Can Antonio Gandy-Golden revive NFL career as a tight end?
By Jerry Trotta
The Washington Commanders haven’t had a great track record when it comes to drafting receivers. Terry McLaurin was obviously a fantastic find and the hope is first-rounder Jahan Dotson will join McLaurin in the home run department.
Outside of McLaurin, though, it’s been tough-sledding for Washington. Between the failed Josh Doctson experiment, Kelvin Harmon never panning out, Ryan Grant, Leonard Hankerson and Robert Davis, McLaurin and Jamison Crowder represent the team’s only successes as drafted wideouts in recent memory.
Unfortunately, we can now add Antonio Gandy-Golden to the list. According to ESPN’s John Keim, the 2020 fourth-rounder has dropped his wide receiver label and will switch to tight end on a permanent basis moving forward.
The good news? This wasn’t a spur-of-the-moment decision. Per Keim, Washington reached out to Gandy-Golden to see if he endorsed the idea, which he seemed to do, hinting that it’s been in the works since the offseason began.
This, in turn, begs the question if AGG can make it as a tight end.
Can former Commanders draft pick and receiver Antonio Gandy-Golden revive his NFL career as a tight end?
The Commanders released Gandy-Golden to kick off the new year, but re-signed him to a reserve/futures contract a few weeks later.
The Liberty product hasn’t worked out as a receiver, but it speaks volumes that Washington’s keeping the faith in its former investment. If you remember, Gandy-Golden had Day 2 buzz leading up to the 2020 draft, but fell to the end of Round 4 largely due to the fact it was a stacked receiver class.
At 6-foot-4 and 225 pounds with a wide catch radius, there’s reason to believe Gandy-Golden could pan out at tight end if he tacked on more muscle. That’s exactly what the pass-catcher did, this offseason, as Keim noted on his podcast that AGG was noticeably “bulked up” and “looks stronger” at team workouts.

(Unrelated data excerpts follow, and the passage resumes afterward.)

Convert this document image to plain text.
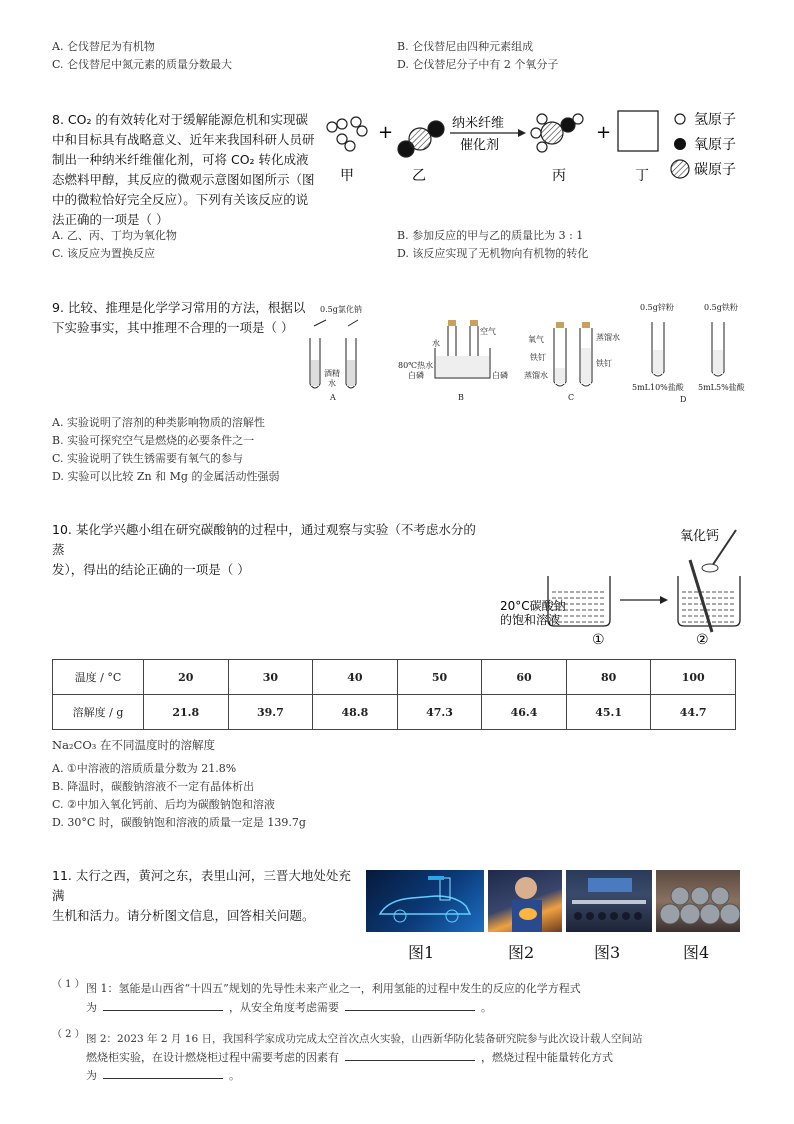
A. 仑伐替尼为有机物	B. 仑伐替尼由四种元素组成
C. 仑伐替尼中氮元素的质量分数最大	D. 仑伐替尼分子中有 2 个氧分子
8. CO₂ 的有效转化对于缓解能源危机和实现碳
中和目标具有战略意义、近年来我国科研人员研
制出一种纳米纤维催化剂，可将 CO₂ 转化成液
态燃料甲醇，其反应的微观示意图如图所示（图
中的微粒恰好完全反应）。下列有关该反应的说
法正确的一项是（ ）
+	纳米纤维
催化剂
+
甲	乙	丙	丁
氢原子
氧原子
碳原子
A. 乙、丙、丁均为氧化物	B. 参加反应的甲与乙的质量比为 3 : 1
C. 该反应为置换反应	D. 该反应实现了无机物向有机物的转化
9. 比较、推理是化学学习常用的方法，根据以
下实验事实，其中推理不合理的一项是（ ）
0.5g氯化钠
酒精
水
A
空气
水
80℃热水
白磷	白磷
B
氧气	蒸馏水
铁钉
铁钉
蒸馏水
C
0.5g锌粉	0.5g铁粉
5mL10%盐酸 5mL5%盐酸
D
A. 实验说明了溶剂的种类影响物质的溶解性
B. 实验可探究空气是燃烧的必要条件之一
C. 实验说明了铁生锈需要有氧气的参与
D. 实验可以比较 Zn 和 Mg 的金属活动性强弱
10. 某化学兴趣小组在研究碳酸钠的过程中，通过观察与实验（不考虑水分的蒸
发），得出的结论正确的一项是（ ）
氧化钙
20°C碳酸钠
的饱和溶液
①	②
温度 / °C	20	30	40	50	60	80	100
溶解度 / g	21.8	39.7	48.8	47.3	46.4	45.1	44.7
Na₂CO₃ 在不同温度时的溶解度
A. ①中溶液的溶质质量分数为 21.8%
B. 降温时，碳酸钠溶液不一定有晶体析出
C. ②中加入氧化钙前、后均为碳酸钠饱和溶液
D. 30°C 时，碳酸钠饱和溶液的质量一定是 139.7g
11. 太行之西，黄河之东，表里山河，三晋大地处处充满
生机和活力。请分析图文信息，回答相关问题。
图1	图2	图3	图4
（ 1 ） 图 1：氢能是山西省“十四五”规划的先导性未来产业之一，利用氢能的过程中发生的反应的化学方程式
为	，从安全角度考虑需要	。
（ 2 ） 图 2：2023 年 2 月 16 日，我国科学家成功完成太空首次点火实验，山西新华防化装备研究院参与此次设计载人空间站
燃烧柜实验，在设计燃烧柜过程中需要考虑的因素有	，燃烧过程中能量转化方式
为	。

Assuming Gandy-Golden put on 15-20 pounds, that puts him on track with other joker tight ends (blend of WR/TE) in the league, including Gerald Everett (6-foot-3, 240), David Nkoku (6-foot-4, 245) and Evan Engram (6-foot-3, 240).
Not to tug on your heartstrings, folks, but Jordan Reed was 6-foot-2, 242 when he starred at tight end for Washington. Of course, having a similar build to other TE hybrids means nothing. It’s an entirely different position than WR. Perhaps he can start in the slot and a blocking specialist while he learns the ins and outs of the position.
Whatever the case, Gandy-Golden is in good hands with tight ends coach Juan Castillo, who worked wonders with Logan Thomas after he transitioned from playing quarterback at Virginia Tech to tight end once he entered the NFL.
It’s too early to say if Gandy-Golden will make it as a tight end, but he as all the physical tools needed to succeed and Thomas’ injury should give the soon-to-be third-year pro plenty of opportunities to prove himself this offseason.